OmniDocBench is the comprehensive benchmark for document parsing, testing text extraction, table recognition, and layout understanding.

Mistral OCR
79.75%
GPT-4o
73%
Docling (IBM)
68%
Marker
65%
PyMuPDF + heuristics
55%

OmniDocBench composite score. Higher is better. VLM-based approaches lead traditional parsers.

Key Insight

VLMs like Mistral OCR and GPT-4o achieve the best accuracy but are expensive for high-volume processing. For most use cases, Docling or Marker provide the best balance of quality and cost - they run locally and handle most documents well.

Choosing the Right Tool

High Volume / Cost Sensitive

Use Docling or Marker. Run locally, no API costs, good accuracy.

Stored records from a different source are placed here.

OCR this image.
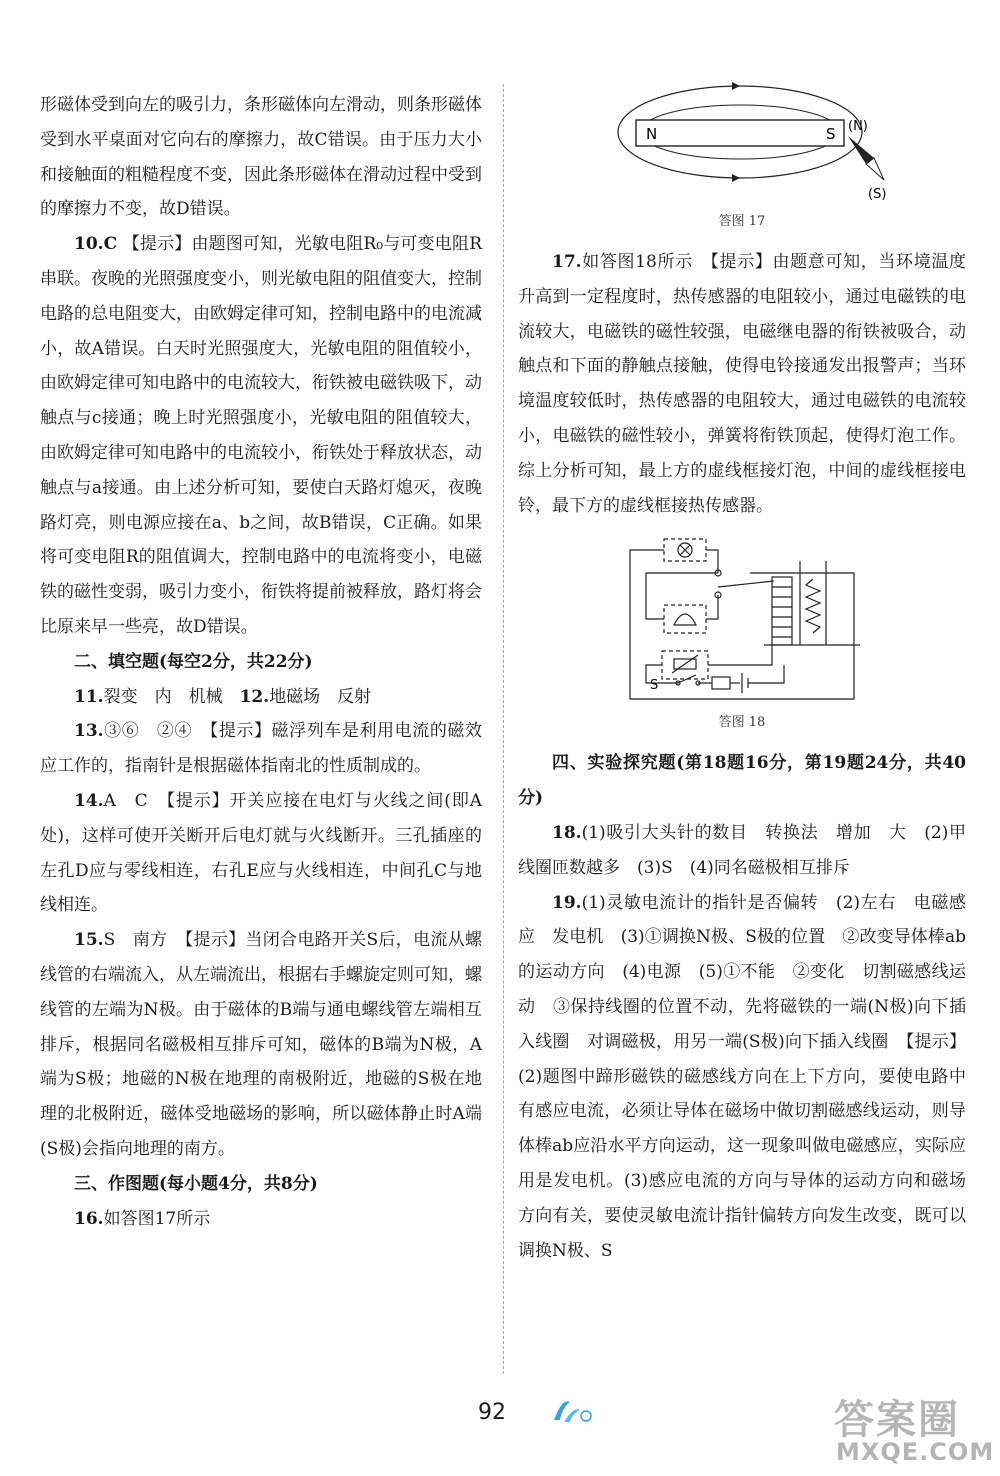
形磁体受到向左的吸引力，条形磁体向左滑动，则条形磁体受到水平桌面对它向右的摩擦力，故C错误。由于压力大小和接触面的粗糙程度不变，因此条形磁体在滑动过程中受到的摩擦力不变，故D错误。

10.C 【提示】由题图可知，光敏电阻R₀与可变电阻R串联。夜晚的光照强度变小，则光敏电阻的阻值变大，控制电路的总电阻变大，由欧姆定律可知，控制电路中的电流减小，故A错误。白天时光照强度大，光敏电阻的阻值较小，由欧姆定律可知电路中的电流较大，衔铁被电磁铁吸下，动触点与c接通；晚上时光照强度小，光敏电阻的阻值较大，由欧姆定律可知电路中的电流较小，衔铁处于释放状态，动触点与a接通。由上述分析可知，要使白天路灯熄灭，夜晚路灯亮，则电源应接在a、b之间，故B错误，C正确。如果将可变电阻R的阻值调大，控制电路中的电流将变小，电磁铁的磁性变弱，吸引力变小，衔铁将提前被释放，路灯将会比原来早一些亮，故D错误。

二、填空题(每空2分，共22分)

11.裂变　内　机械　12.地磁场　反射

13.③⑥　②④　【提示】磁浮列车是利用电流的磁效应工作的，指南针是根据磁体指南北的性质制成的。

14.A　C　【提示】开关应接在电灯与火线之间(即A处)，这样可使开关断开后电灯就与火线断开。三孔插座的左孔D应与零线相连，右孔E应与火线相连，中间孔C与地线相连。

15.S　南方　【提示】当闭合电路开关S后，电流从螺线管的右端流入，从左端流出，根据右手螺旋定则可知，螺线管的左端为N极。由于磁体的B端与通电螺线管左端相互排斥，根据同名磁极相互排斥可知，磁体的B端为N极，A端为S极；地磁的N极在地理的南极附近，地磁的S极在地理的北极附近，磁体受地磁场的影响，所以磁体静止时A端(S极)会指向地理的南方。

三、作图题(每小题4分，共8分)

16.如答图17所示

N	S (N)
(S)
答图 17

17.如答图18所示　【提示】由题意可知，当环境温度升高到一定程度时，热传感器的电阻较小，通过电磁铁的电流较大，电磁铁的磁性较强，电磁继电器的衔铁被吸合，动触点和下面的静触点接触，使得电铃接通发出报警声；当环境温度较低时，热传感器的电阻较大，通过电磁铁的电流较小，电磁铁的磁性较小，弹簧将衔铁顶起，使得灯泡工作。综上分析可知，最上方的虚线框接灯泡，中间的虚线框接电铃，最下方的虚线框接热传感器。

S
答图 18

四、实验探究题(第18题16分，第19题24分，共40分)

18.(1)吸引大头针的数目　转换法　增加　大　(2)甲　线圈匝数越多　(3)S　(4)同名磁极相互排斥

19.(1)灵敏电流计的指针是否偏转　(2)左右　电磁感应　发电机　(3)①调换N极、S极的位置　②改变导体棒ab的运动方向　(4)电源　(5)①不能　②变化　切割磁感线运动　③保持线圈的位置不动，先将磁铁的一端(N极)向下插入线圈　对调磁极，用另一端(S极)向下插入线圈　【提示】(2)题图中蹄形磁铁的磁感线方向在上下方向，要使电路中有感应电流，必须让导体在磁场中做切割磁感线运动，则导体棒ab应沿水平方向运动，这一现象叫做电磁感应，实际应用是发电机。(3)感应电流的方向与导体的运动方向和磁场方向有关，要使灵敏电流计指针偏转方向发生改变，既可以调换N极、S

92	答案圈
MXQE.COM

Processes thousands of documents per hour. Best for batch processing.

Mixed Document Types

Use Unstructured.io. Handles PDFs, Word, PowerPoint, images, and more.

Enterprise-grade solution with hosted API option. Good element categorization.

Maximum Accuracy

Use Mistral OCR or GPT-4o. Best for complex layouts, handwriting, or critical documents.

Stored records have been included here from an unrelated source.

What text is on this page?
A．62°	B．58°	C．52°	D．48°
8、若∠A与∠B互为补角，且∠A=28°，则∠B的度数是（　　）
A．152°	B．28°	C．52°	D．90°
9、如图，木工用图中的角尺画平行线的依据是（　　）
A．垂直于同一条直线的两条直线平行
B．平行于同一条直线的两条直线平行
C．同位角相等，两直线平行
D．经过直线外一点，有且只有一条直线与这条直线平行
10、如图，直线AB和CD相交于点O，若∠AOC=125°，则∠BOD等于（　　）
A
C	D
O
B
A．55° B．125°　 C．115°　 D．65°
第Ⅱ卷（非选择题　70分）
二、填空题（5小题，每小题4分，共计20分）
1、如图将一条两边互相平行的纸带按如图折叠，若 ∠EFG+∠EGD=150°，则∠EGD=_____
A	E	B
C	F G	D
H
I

Higher cost per page. Use for high-value documents or when accuracy is critical.

Research Papers and Books

Use Marker. Optimized for academic content with equations and figures.

Extracts images, preserves section structure, handles LaTeX equations.

Document-to-RAG Pipeline

Document parsing is typically the first step in a RAG pipeline. Here's a complete example:

# Complete document-to-RAG pipeline
from docling.document_converter import DocumentConverter
from langchain.text_splitter import RecursiveCharacterTextSplitter
from sentence_transformers import SentenceTransformer

# Step 1: Parse document to markdown
converter = DocumentConverter()
result = converter.convert('contract.pdf')
markdown = result.document.export_to_markdown()

# Step 2: Chunk the text
splitter = RecursiveCharacterTextSplitter(
    chunk_size=500,
    chunk_overlap=50
)
chunks = splitter.split_text(markdown)

# Step 3: Generate embeddings
model = SentenceTransformer('all-MiniLM-L6-v2')
embeddings = model.encode(chunks)

# Step 4: Store in vector database
# ... (see vector database lesson)

Key Takeaways

  • 1

    Document parsing is the foundation: Without accurate extraction, RAG and search will fail on enterprise documents.

  • 2

    Three main tools: Docling (IBM), Unstructured.io, and Marker. Each has different strengths for different document types.

  • 3

    VLMs lead the benchmarks: Mistral OCR (79.75%) and GPT-4o (~73%) are the most accurate, but cost more per document.

  • 4

    Match tool to use case: High volume uses local tools. Critical documents use VLMs. Mixed formats use Unstructured.io.

Practice Exercise

Try these exercises to get hands-on with document parsing:

  1. 1.Install Docling (pip install docling) and parse a PDF to Markdown.
  2. 2.Compare the output of Docling vs PyMuPDF on a document with tables.
  3. 3.Try parsing a scanned document - compare traditional OCR vs VLM-based extraction.